Wilkins told of another interesting incident last season: “An official—I won’t mention a name because I respect him as an official—came up to me before a game and asked, with reference to Haywood, ‘Well, how are you going to handle this one?’ I’m sure that attitude resulted from the many anti- Haywood stories going around when he signed with the Sonics.”
Haywood reviewed his worst NBA night in an interesting light. It was a February game against Portland in which unheralded Trail Blazer forward Gary Gregor outscored him, 28-10, and out-rebounded him, 10-2Ú “I just had a feeling the officials wouldn’t let me do anything that night. I seemingly couldn’t make a move without something being called. I just had to develop more discipline.”
During last season’s tribulations, Haywood “couldn’t talk to people, really. I had to keep all this within myself. It was just me and my music for comfort. I wore out two (phonograph) needles within two months, while all the legal problems were going on.”
Describing himself as “basically a jazz nut,” Haywood turned this interest into a summer job as a night-time disc jockey on a Seattle radio station. He’s since started learning television techniques.
While Haywood’s legal battles led to what the NBA now calls its new hardship draft rule, he stated, “This was no planned crusade on my part. I had to turn to basketball to make a living. And if anybody wants an education bad enough, he’ll get it. Look at me now. I took seven hours at Seattle U. last spring and another 18 hours of summer work at the University of Washington. And my grades were fine (including straight A’s at Seattle U.)”
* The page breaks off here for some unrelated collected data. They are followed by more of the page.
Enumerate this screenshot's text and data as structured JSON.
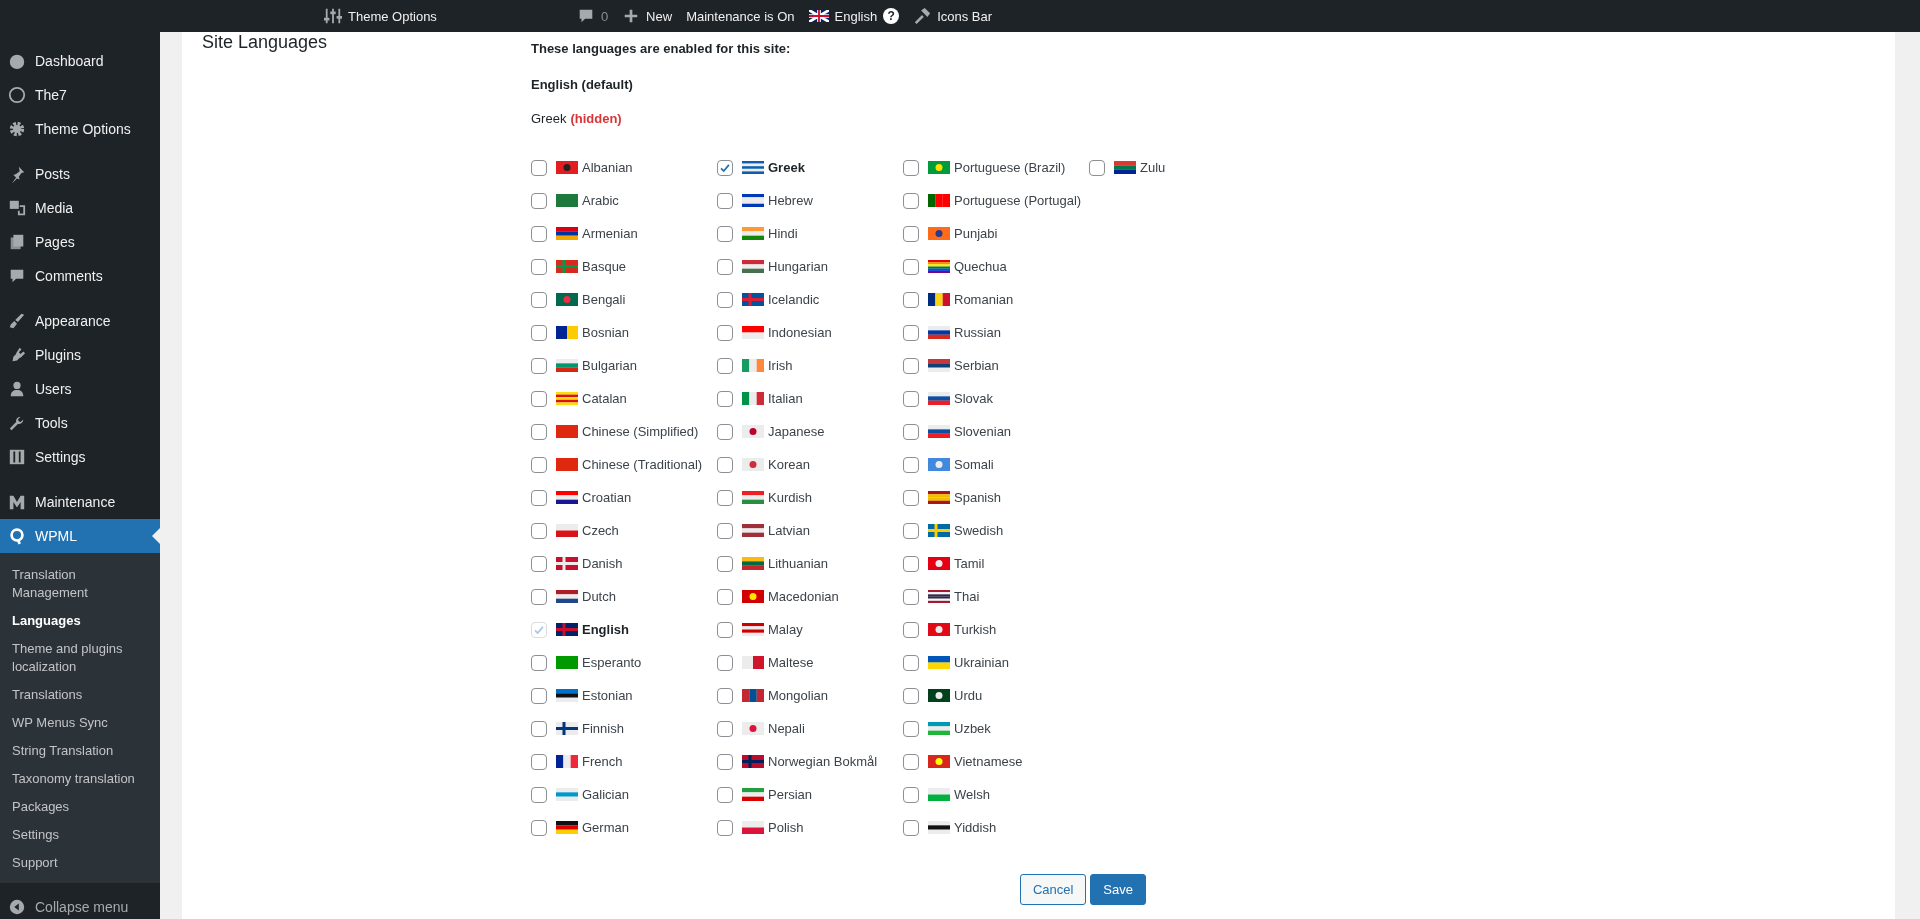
{
  "admin_bar": [
    {
      "kind": "sliders",
      "label": "Theme Options"
    },
    {
      "kind": "comment",
      "label": "0"
    },
    {
      "kind": "plus",
      "label": "New"
    },
    {
      "kind": "text",
      "label": "Maintenance is On"
    },
    {
      "kind": "language",
      "label": "English",
      "badge": "?"
    },
    {
      "kind": "hammer",
      "label": "Icons Bar"
    }
  ],
  "sidebar": {
    "groups": [
      [
        {
          "label": "Dashboard",
          "selected": false
        },
        {
          "label": "The7",
          "selected": false
        },
        {
          "label": "Theme Options",
          "selected": false
        }
      ],
      [
        {
          "label": "Posts",
          "selected": false
        },
        {
          "label": "Media",
          "selected": false
        },
        {
          "label": "Pages",
          "selected": false
        },
        {
          "label": "Comments",
          "selected": false
        }
      ],
      [
        {
          "label": "Appearance",
          "selected": false
        },
        {
          "label": "Plugins",
          "selected": false
        },
        {
          "label": "Users",
          "selected": false
        },
        {
          "label": "Tools",
          "selected": false
        },
        {
          "label": "Settings",
          "selected": false
        }
      ],
      [
        {
          "label": "Maintenance",
          "selected": false
        },
        {
          "label": "WPML",
          "selected": true,
          "submenu": [
            {
              "label": "Translation Management",
              "selected": false
            },
            {
              "label": "Languages",
              "selected": true
            },
            {
              "label": "Theme and plugins localization",
              "selected": false
            },
            {
              "label": "Translations",
              "selected": false
            },
            {
              "label": "WP Menus Sync",
              "selected": false
            },
            {
              "label": "String Translation",
              "selected": false
            },
            {
              "label": "Taxonomy translation",
              "selected": false
            },
            {
              "label": "Packages",
              "selected": false
            },
            {
              "label": "Settings",
              "selected": false
            },
            {
              "label": "Support",
              "selected": false
            }
          ]
        }
      ]
    ],
    "collapse": {
      "label": "Collapse menu"
    }
  },
  "section": {
    "title": "Site Languages",
    "intro": "These languages are enabled for this site:",
    "enabled": [
      {
        "kind": "default",
        "text": "English (default)"
      },
      {
        "kind": "hidden",
        "text": "Greek",
        "note": "(hidden)"
      }
    ],
    "languages": [
      {
        "label": "Albanian",
        "checked": false,
        "disabled": false
      },
      {
        "label": "Arabic",
        "checked": false,
        "disabled": false
      },
      {
        "label": "Armenian",
        "checked": false,
        "disabled": false
      },
      {
        "label": "Basque",
        "checked": false,
        "disabled": false
      },
      {
        "label": "Bengali",
        "checked": false,
        "disabled": false
      },
      {
        "label": "Bosnian",
        "checked": false,
        "disabled": false
      },
      {
        "label": "Bulgarian",
        "checked": false,
        "disabled": false
      },
      {
        "label": "Catalan",
        "checked": false,
        "disabled": false
      },
      {
        "label": "Chinese (Simplified)",
        "checked": false,
        "disabled": false
      },
      {
        "label": "Chinese (Traditional)",
        "checked": false,
        "disabled": false
      },
      {
        "label": "Croatian",
        "checked": false,
        "disabled": false
      },
      {
        "label": "Czech",
        "checked": false,
        "disabled": false
      },
      {
        "label": "Danish",
        "checked": false,
        "disabled": false
      },
      {
        "label": "Dutch",
        "checked": false,
        "disabled": false
      },
      {
        "label": "English",
        "checked": true,
        "disabled": true
      },
      {
        "label": "Esperanto",
        "checked": false,
        "disabled": false
      },
      {
        "label": "Estonian",
        "checked": false,
        "disabled": false
      },
      {
        "label": "Finnish",
        "checked": false,
        "disabled": false
      },
      {
        "label": "French",
        "checked": false,
        "disabled": false
      },
      {
        "label": "Galician",
        "checked": false,
        "disabled": false
      },
      {
        "label": "German",
        "checked": false,
        "disabled": false
      },
      {
        "label": "Greek",
        "checked": true,
        "disabled": false
      },
      {
        "label": "Hebrew",
        "checked": false,
        "disabled": false
      },
      {
        "label": "Hindi",
        "checked": false,
        "disabled": false
      },
      {
        "label": "Hungarian",
        "checked": false,
        "disabled": false
      },
      {
        "label": "Icelandic",
        "checked": false,
        "disabled": false
      },
      {
        "label": "Indonesian",
        "checked": false,
        "disabled": false
      },
      {
        "label": "Irish",
        "checked": false,
        "disabled": false
      },
      {
        "label": "Italian",
        "checked": false,
        "disabled": false
      },
      {
        "label": "Japanese",
        "checked": false,
        "disabled": false
      },
      {
        "label": "Korean",
        "checked": false,
        "disabled": false
      },
      {
        "label": "Kurdish",
        "checked": false,
        "disabled": false
      },
      {
        "label": "Latvian",
        "checked": false,
        "disabled": false
      },
      {
        "label": "Lithuanian",
        "checked": false,
        "disabled": false
      },
      {
        "label": "Macedonian",
        "checked": false,
        "disabled": false
      },
      {
        "label": "Malay",
        "checked": false,
        "disabled": false
      },
      {
        "label": "Maltese",
        "checked": false,
        "disabled": false
      },
      {
        "label": "Mongolian",
        "checked": false,
        "disabled": false
      },
      {
        "label": "Nepali",
        "checked": false,
        "disabled": false
      },
      {
        "label": "Norwegian Bokmål",
        "checked": false,
        "disabled": false
      },
      {
        "label": "Persian",
        "checked": false,
        "disabled": false
      },
      {
        "label": "Polish",
        "checked": false,
        "disabled": false
      },
      {
        "label": "Portuguese (Brazil)",
        "checked": false,
        "disabled": false
      },
      {
        "label": "Portuguese (Portugal)",
        "checked": false,
        "disabled": false
      },
      {
        "label": "Punjabi",
        "checked": false,
        "disabled": false
      },
      {
        "label": "Quechua",
        "checked": false,
        "disabled": false
      },
      {
        "label": "Romanian",
        "checked": false,
        "disabled": false
      },
      {
        "label": "Russian",
        "checked": false,
        "disabled": false
      },
      {
        "label": "Serbian",
        "checked": false,
        "disabled": false
      },
      {
        "label": "Slovak",
        "checked": false,
        "disabled": false
      },
      {
        "label": "Slovenian",
        "checked": false,
        "disabled": false
      },
      {
        "label": "Somali",
        "checked": false,
        "disabled": false
      },
      {
        "label": "Spanish",
        "checked": false,
        "disabled": false
      },
      {
        "label": "Swedish",
        "checked": false,
        "disabled": false
      },
      {
        "label": "Tamil",
        "checked": false,
        "disabled": false
      },
      {
        "label": "Thai",
        "checked": false,
        "disabled": false
      },
      {
        "label": "Turkish",
        "checked": false,
        "disabled": false
      },
      {
        "label": "Ukrainian",
        "checked": false,
        "disabled": false
      },
      {
        "label": "Urdu",
        "checked": false,
        "disabled": false
      },
      {
        "label": "Uzbek",
        "checked": false,
        "disabled": false
      },
      {
        "label": "Vietnamese",
        "checked": false,
        "disabled": false
      },
      {
        "label": "Welsh",
        "checked": false,
        "disabled": false
      },
      {
        "label": "Yiddish",
        "checked": false,
        "disabled": false
      },
      {
        "label": "Zulu",
        "checked": false,
        "disabled": false
      }
    ],
    "buttons": [
      {
        "kind": "secondary",
        "label": "Cancel"
      },
      {
        "kind": "primary",
        "label": "Save"
      }
    ]
  }
}
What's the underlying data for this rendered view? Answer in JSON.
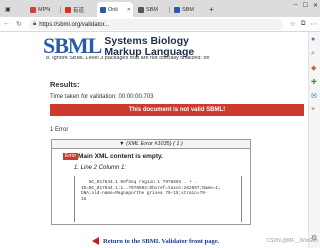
{
  "tabs": [
    {
      "title": "MPN",
      "favicon_color": "#d04040"
    },
    {
      "title": "有道",
      "favicon_color": "#d93025"
    },
    {
      "title": "Onli",
      "favicon_color": "#2a5aa8"
    },
    {
      "title": "SBM",
      "favicon_color": "#555555"
    },
    {
      "title": "SBM",
      "favicon_color": "#2a5aa8"
    }
  ],
  "address": {
    "url": "https://sbml.org/validator..."
  },
  "logo": {
    "mark": "SBML",
    "line1": "Systems Biology",
    "line2": "Markup Language"
  },
  "page": {
    "truncated_line": "8. Ignore SBML Level 3 packages that are not officially finalized: on",
    "results_heading": "Results:",
    "time_text": "Time taken for validation: 00:00:00.703",
    "banner_text": "This document is not valid SBML!",
    "error_count_text": "1 Error",
    "error": {
      "header": "▼ (XML Error #1035) ( 1 )",
      "badge": "Error",
      "title": "Main XML content is empty.",
      "item": "Line 2 Column 1:",
      "code": "   NC_017844.1 RefSeq region 1 7978604 . + .\nID=NC_017844.1:1..7978604;Dbxref=taxon:262507;Name=1;\nDNA;old-name=Magnaporthe grisea 70-15;strain=70-\n15"
    },
    "return_link": "Return to the SBML Validator front page.",
    "watermark": "CSDN @MF__WinGen"
  }
}
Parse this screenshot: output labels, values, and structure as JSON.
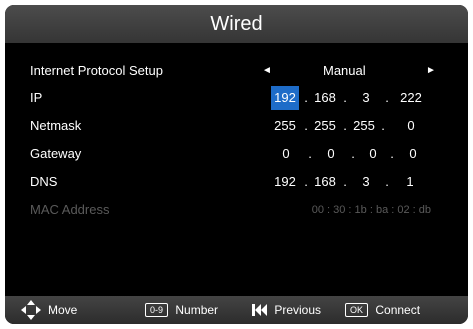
{
  "title": "Wired",
  "rows": [
    {
      "label": "Internet Protocol Setup",
      "value": "Manual",
      "left_arrow": "◄",
      "right_arrow": "►"
    },
    {
      "label": "IP",
      "octets": [
        "192",
        "168",
        "3",
        "222"
      ]
    },
    {
      "label": "Netmask",
      "octets": [
        "255",
        "255",
        "255",
        "0"
      ]
    },
    {
      "label": "Gateway",
      "octets": [
        "0",
        "0",
        "0",
        "0"
      ]
    },
    {
      "label": "DNS",
      "octets": [
        "192",
        "168",
        "3",
        "1"
      ]
    },
    {
      "label": "MAC Address",
      "value": "00 : 30 : 1b : ba : 02 : db"
    }
  ],
  "separator": ".",
  "footer": {
    "move": "Move",
    "number_key": "0-9",
    "number": "Number",
    "previous": "Previous",
    "ok_key": "OK",
    "connect": "Connect"
  },
  "colors": {
    "selection": "#1e6cc8",
    "disabled_text": "#5a5a5a",
    "title_bar": "#404040"
  }
}
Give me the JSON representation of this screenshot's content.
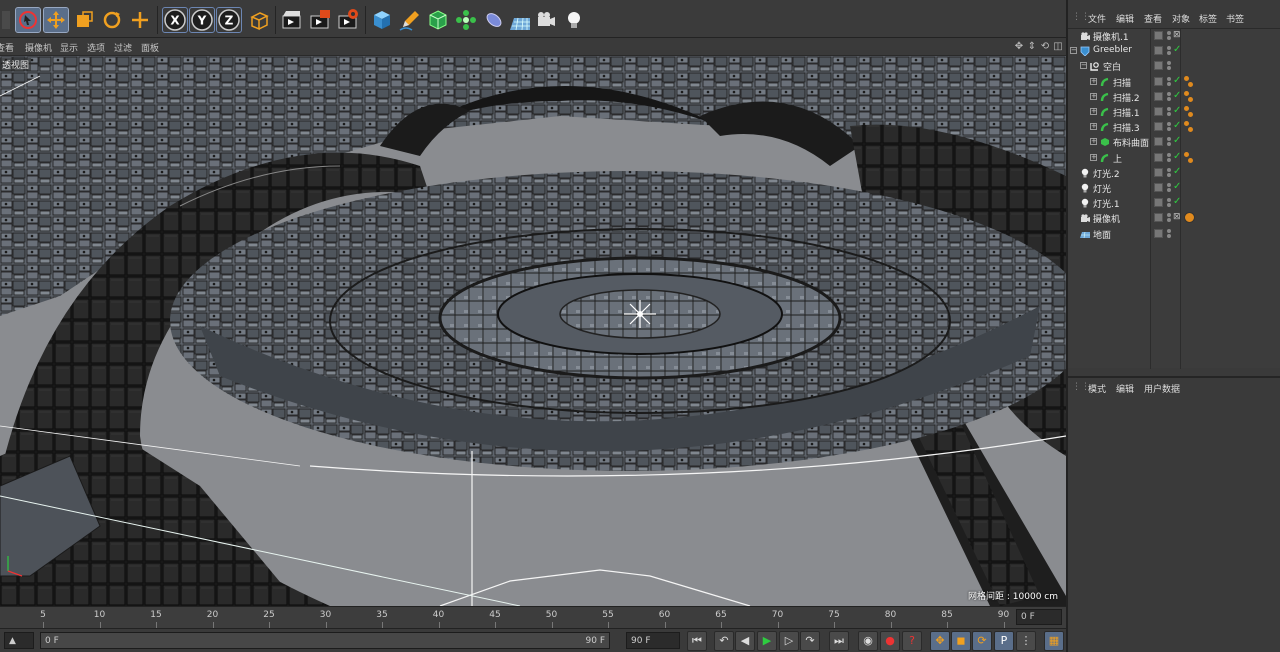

In a sense, he was another pioneer of sorts by playing on the 1968 U.S. Olympic basketball team, because several American black stars boycotted the team in protest. Explaining his appearance, Haywood said, “I was determined to make it out of the ghetto, and this was my only chance, my big chance, to do it. At the time, my family was in great need. When blacks came to me and asked why I was participating, I gave them my reasons and they accepted it.”
Haywood, who left home at age 13 to live with a brother in Chicago, says, “I never really lived a normal growing-up life from age 14 to age 22. I remember shaving a lot at 13 so I could grow a mustache and look older. That way I could get jobs.” (He Is clean shaven today)
“I did it all at that age. I smoked a pack-and-a-half of cigarettes a day (he doesn’t smoke now), I drank wine. Jobs? I was a pool hustler, a rack man for two years, a dishwasher at a restaurant, a caddie, delivery boy, salesman at a clothing store, worked in a nursing home. Just about anything to make a buck.
“But I had to get off my rear end and prove my talent when I met Will Robinson, my high school coach. I had to stop everything bad. He was the coach-father type. I went to bed at 8 and was up the next morning at 8. If I did wrong, I might not get a meal as a penalty. And I played basketball 8 hours a day during the summer.
“Robinson exposed me to all the players who came to Detroit. I remember him taking me to Piston games, and we’d wait outside the dressing rooms. I remember Bill Russell coming out and my looking up at him.”
Bill Russell is gone from the NBA, and Spencer Haywood is just coming on. And it’s other youngsters looking up to this 6-foot-8, 230-pound basketball talent who could realize all his individual and team goals. After all, this same 22-year-old had this conclusion: “When my playing is over, I really want to go into politics. I don’t mean as tokenism, either. I mean knowing the job and doing it right.”
Well, what’s wrong with a person, who has already helped change some rules, helping to write new ones?